**Fluent Language Skills Required:** English
_**Blended rate to support multiple geographies_
• *Why This Role Exists**
Mercor partners with leading AI teams to improve the quality, usefulness, and reliability of general-purpose conversational AI systems. These systems are used across a wide range of everyday and professional scenarios, and their effectiveness depends on how clearly, accurately, and helpfully they respond to real user questions.
In healthcare-related scenarios, accuracy and clarity are essential.

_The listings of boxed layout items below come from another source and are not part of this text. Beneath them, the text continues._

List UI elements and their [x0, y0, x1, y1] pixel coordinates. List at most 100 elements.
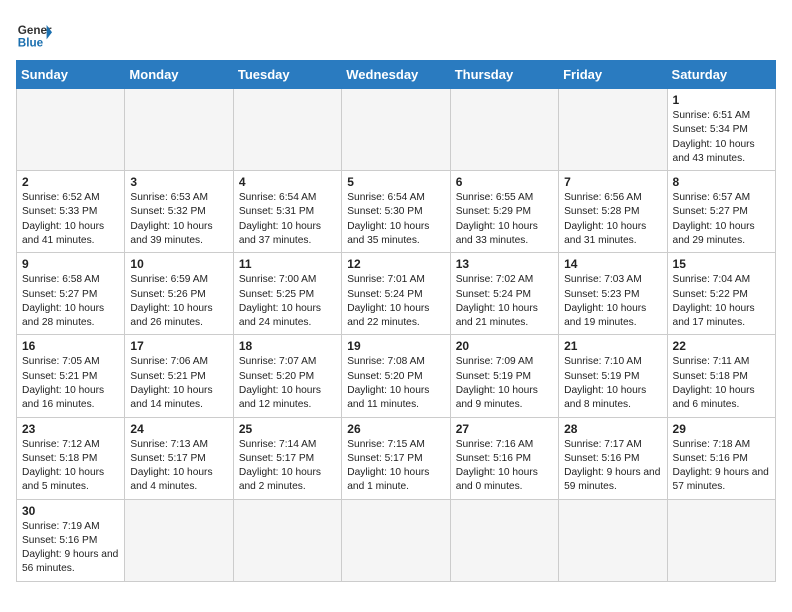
day-number: 12 — [347, 257, 444, 271]
calendar-cell — [233, 89, 341, 171]
day-number: 13 — [456, 257, 553, 271]
weekday-header-sunday: Sunday — [17, 61, 125, 89]
calendar-cell — [559, 89, 667, 171]
day-info: Sunrise: 7:00 AM Sunset: 5:25 PM Dayligh… — [239, 273, 336, 330]
day-info: Sunrise: 7:19 AM Sunset: 5:16 PM Dayligh… — [22, 520, 119, 577]
weekday-header-monday: Monday — [125, 61, 233, 89]
day-number: 30 — [22, 504, 119, 518]
day-number: 22 — [673, 339, 770, 353]
calendar-cell: 19Sunrise: 7:08 AM Sunset: 5:20 PM Dayli… — [342, 335, 450, 417]
day-info: Sunrise: 6:53 AM Sunset: 5:32 PM Dayligh… — [130, 191, 227, 248]
calendar-cell: 18Sunrise: 7:07 AM Sunset: 5:20 PM Dayli… — [233, 335, 341, 417]
calendar-cell: 20Sunrise: 7:09 AM Sunset: 5:19 PM Dayli… — [450, 335, 558, 417]
day-info: Sunrise: 6:56 AM Sunset: 5:28 PM Dayligh… — [564, 191, 661, 248]
calendar-cell: 29Sunrise: 7:18 AM Sunset: 5:16 PM Dayli… — [667, 417, 775, 499]
day-number: 9 — [22, 257, 119, 271]
weekday-header-wednesday: Wednesday — [342, 61, 450, 89]
calendar-cell — [450, 89, 558, 171]
calendar-header-row: SundayMondayTuesdayWednesdayThursdayFrid… — [17, 61, 776, 89]
calendar-cell: 22 Sunrise: 7:11 AM Sunset: 5:18 PM Dayli… — [667, 335, 775, 417]
day-info: Sunrise: 7:01 AM Sunset: 5:24 PM Dayligh… — [347, 273, 444, 330]
day-number: 14 — [564, 257, 661, 271]
calendar-cell: 25Sunrise: 7:14 AM Sunset: 5:17 PM Dayli… — [233, 417, 341, 499]
calendar-cell: 7 Sunrise: 6:56 AM Sunset: 5:28 PM Daylig… — [559, 171, 667, 253]
svg-text:Blue: Blue — [18, 37, 44, 50]
calendar-cell — [450, 499, 558, 581]
day-info: Sunrise: 7:17 AM Sunset: 5:16 PM Dayligh… — [564, 438, 661, 495]
weekday-header-thursday: Thursday — [450, 61, 558, 89]
day-info: Sunrise: 7:15 AM Sunset: 5:17 PM Dayligh… — [347, 438, 444, 495]
day-info: Sunrise: 7:10 AM Sunset: 5:19 PM Dayligh… — [564, 355, 661, 412]
day-number: 28 — [564, 422, 661, 436]
calendar-week-row: 2 Sunrise: 6:52 AM Sunset: 5:33 PM Daylig… — [17, 171, 776, 253]
day-info: Sunrise: 7:11 AM Sunset: 5:18 PM Dayligh… — [673, 355, 770, 412]
calendar-cell: 28 Sunrise: 7:17 AM Sunset: 5:16 PM Dayli… — [559, 417, 667, 499]
day-number: 19 — [347, 339, 444, 353]
day-number: 5 — [347, 175, 444, 189]
day-number: 2 — [22, 175, 119, 189]
calendar-cell: 23 Sunrise: 7:12 AM Sunset: 5:18 PM Dayli… — [17, 417, 125, 499]
calendar-cell: 1 Sunrise: 6:51 AM Sunset: 5:34 PM Daylig… — [667, 89, 775, 171]
calendar-cell: 2 Sunrise: 6:52 AM Sunset: 5:33 PM Daylig… — [17, 171, 125, 253]
day-number: 7 — [564, 175, 661, 189]
day-info: Sunrise: 7:02 AM Sunset: 5:24 PM Dayligh… — [456, 273, 553, 330]
calendar-cell — [125, 499, 233, 581]
calendar-cell: 8 Sunrise: 6:57 AM Sunset: 5:27 PM Daylig… — [667, 171, 775, 253]
day-number: 4 — [239, 175, 336, 189]
day-number: 16 — [22, 339, 119, 353]
day-info: Sunrise: 6:55 AM Sunset: 5:29 PM Dayligh… — [456, 191, 553, 248]
day-info: Sunrise: 7:04 AM Sunset: 5:22 PM Dayligh… — [673, 273, 770, 330]
day-number: 27 — [456, 422, 553, 436]
calendar-cell: 21 Sunrise: 7:10 AM Sunset: 5:19 PM Dayli… — [559, 335, 667, 417]
day-info: Sunrise: 6:57 AM Sunset: 5:27 PM Dayligh… — [673, 191, 770, 248]
calendar-cell: 3 Sunrise: 6:53 AM Sunset: 5:32 PM Daylig… — [125, 171, 233, 253]
calendar-week-row: 30 Sunrise: 7:19 AM Sunset: 5:16 PM Dayli… — [17, 499, 776, 581]
day-number: 1 — [673, 93, 770, 107]
calendar-week-row: 9 Sunrise: 6:58 AM Sunset: 5:27 PM Daylig… — [17, 253, 776, 335]
day-number: 11 — [239, 257, 336, 271]
day-number: 23 — [22, 422, 119, 436]
day-info: Sunrise: 7:14 AM Sunset: 5:17 PM Dayligh… — [239, 438, 336, 495]
day-number: 8 — [673, 175, 770, 189]
day-info: Sunrise: 6:54 AM Sunset: 5:31 PM Dayligh… — [239, 191, 336, 248]
general-blue-logo-icon: General Blue — [16, 16, 52, 52]
calendar-cell: 4 Sunrise: 6:54 AM Sunset: 5:31 PM Daylig… — [233, 171, 341, 253]
page-header: General Blue — [16, 16, 776, 52]
calendar-cell — [342, 89, 450, 171]
calendar-cell: 14 Sunrise: 7:03 AM Sunset: 5:23 PM Dayli… — [559, 253, 667, 335]
day-number: 21 — [564, 339, 661, 353]
day-info: Sunrise: 6:52 AM Sunset: 5:33 PM Dayligh… — [22, 191, 119, 248]
calendar-table: SundayMondayTuesdayWednesdayThursdayFrid… — [16, 60, 776, 582]
day-info: Sunrise: 7:03 AM Sunset: 5:23 PM Dayligh… — [564, 273, 661, 330]
calendar-cell: 30 Sunrise: 7:19 AM Sunset: 5:16 PM Dayli… — [17, 499, 125, 581]
logo: General Blue — [16, 16, 52, 52]
calendar-cell: 17 Sunrise: 7:06 AM Sunset: 5:21 PM Dayli… — [125, 335, 233, 417]
calendar-cell: 26Sunrise: 7:15 AM Sunset: 5:17 PM Dayli… — [342, 417, 450, 499]
calendar-cell: 9 Sunrise: 6:58 AM Sunset: 5:27 PM Daylig… — [17, 253, 125, 335]
calendar-cell: 13 Sunrise: 7:02 AM Sunset: 5:24 PM Dayli… — [450, 253, 558, 335]
day-info: Sunrise: 7:13 AM Sunset: 5:17 PM Dayligh… — [130, 438, 227, 495]
day-info: Sunrise: 7:06 AM Sunset: 5:21 PM Dayligh… — [130, 355, 227, 412]
calendar-cell — [17, 89, 125, 171]
day-info: Sunrise: 7:05 AM Sunset: 5:21 PM Dayligh… — [22, 355, 119, 412]
calendar-week-row: 16 Sunrise: 7:05 AM Sunset: 5:21 PM Dayli… — [17, 335, 776, 417]
day-number: 15 — [673, 257, 770, 271]
calendar-cell — [233, 499, 341, 581]
day-info: Sunrise: 6:51 AM Sunset: 5:34 PM Dayligh… — [673, 109, 770, 166]
calendar-week-row: 1 Sunrise: 6:51 AM Sunset: 5:34 PM Daylig… — [17, 89, 776, 171]
day-info: Sunrise: 6:54 AM Sunset: 5:30 PM Dayligh… — [347, 191, 444, 248]
day-info: Sunrise: 7:12 AM Sunset: 5:18 PM Dayligh… — [22, 438, 119, 495]
calendar-cell: 27Sunrise: 7:16 AM Sunset: 5:16 PM Dayli… — [450, 417, 558, 499]
day-number: 17 — [130, 339, 227, 353]
day-info: Sunrise: 6:59 AM Sunset: 5:26 PM Dayligh… — [130, 273, 227, 330]
calendar-cell: 10Sunrise: 6:59 AM Sunset: 5:26 PM Dayli… — [125, 253, 233, 335]
day-info: Sunrise: 7:09 AM Sunset: 5:19 PM Dayligh… — [456, 355, 553, 412]
day-number: 3 — [130, 175, 227, 189]
day-number: 18 — [239, 339, 336, 353]
calendar-body: 1 Sunrise: 6:51 AM Sunset: 5:34 PM Daylig… — [17, 89, 776, 582]
day-info: Sunrise: 6:58 AM Sunset: 5:27 PM Dayligh… — [22, 273, 119, 330]
day-number: 6 — [456, 175, 553, 189]
weekday-header-friday: Friday — [559, 61, 667, 89]
calendar-cell: 11 Sunrise: 7:00 AM Sunset: 5:25 PM Dayli… — [233, 253, 341, 335]
calendar-cell: 6 Sunrise: 6:55 AM Sunset: 5:29 PM Daylig… — [450, 171, 558, 253]
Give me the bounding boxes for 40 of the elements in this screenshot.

This project focuses on **evaluating and improving how conversational AI systems respond to medical and healthcare topics**. Your expertise helps ensure responses are factually correct, clearly explained, and aligned with real-world healthcare knowledge and communication standards.
• *What You’ll Do**
- **Write and refine prompts** to guide model behavior in healthcare scenarios
- **Evaluate LLM-generated responses** to healthcare-related queries for accuracy, reasoning, clarity, and completeness
- **Conduct fact-checking of all medical and healthcare claims** using trusted public sources and authoritative references
- **Annotate model responses** by identifying strengths, areas of improvement, and factual or conceptual inaccuracies
- **Assess tone, completeness, and appropriateness of responses** for real-world healthcare use
- Ensure **model responses align with expected conversational behavior** and system guidelines
- **Apply consistent evaluation standards** by following clear taxonomies, benchmarks, and detailed evaluation guidelines
• *Who You Are**
- You have **a minimum of 5 years of real-world professional experience in Healthcare**, supported by an **associated expert degree** (e.g., MD, DO, RN, NP, PA, PharmD, MPH, or equivalent)
- You have experience in **one or more of the following sub-domains**:
- General Clinical Care
- Specialty Medicine or Surgery
- Diagnostics, Imaging & Laboratory Medicine
- Public Health, Healthcare Systems & Administration
- You have **significant experience using large language models** (LLMs) and understand how and why people use them
- You have **excellent writing communication skills for complex medical topics**
- You have **strong attention to detail** and are **comfortable evaluating clinical reasoning and medical explanations**, identifying subtle inaccuracies or gaps that others may overlook
• *Nice-to-Have Specialties**
- Prior experience with RLHF, model evaluation, or data annotation work
- Experience writing or editing high-quality medical or healthcare-related content
- Experience in clinical documentation, charting, or patient communication, including explaining medical information to non-clinical audiences
- Familiarity with evaluation rubrics, benchmarks, or quality scoring systems
• *What Success Looks Like**
- You identify medical inaccuracies, unclear explanations, or unsafe reasoning patterns
- Your feedback improves the clarity and reliability of healthcare-related AI responses
- You deliver reproducible evaluation artifacts that strengthen model performance
- Mercor customers trust their AI systems in healthcare contexts because you’ve rigorously evaluated them
• *Why Join Mercor**
At Mercor, healthcare professionals play a direct role in shaping how AI systems communicate about medical and health-related topics. This role allows you to apply your expertise beyond traditional settings while contributing to the development of more accurate and reliable healthcare AI systems.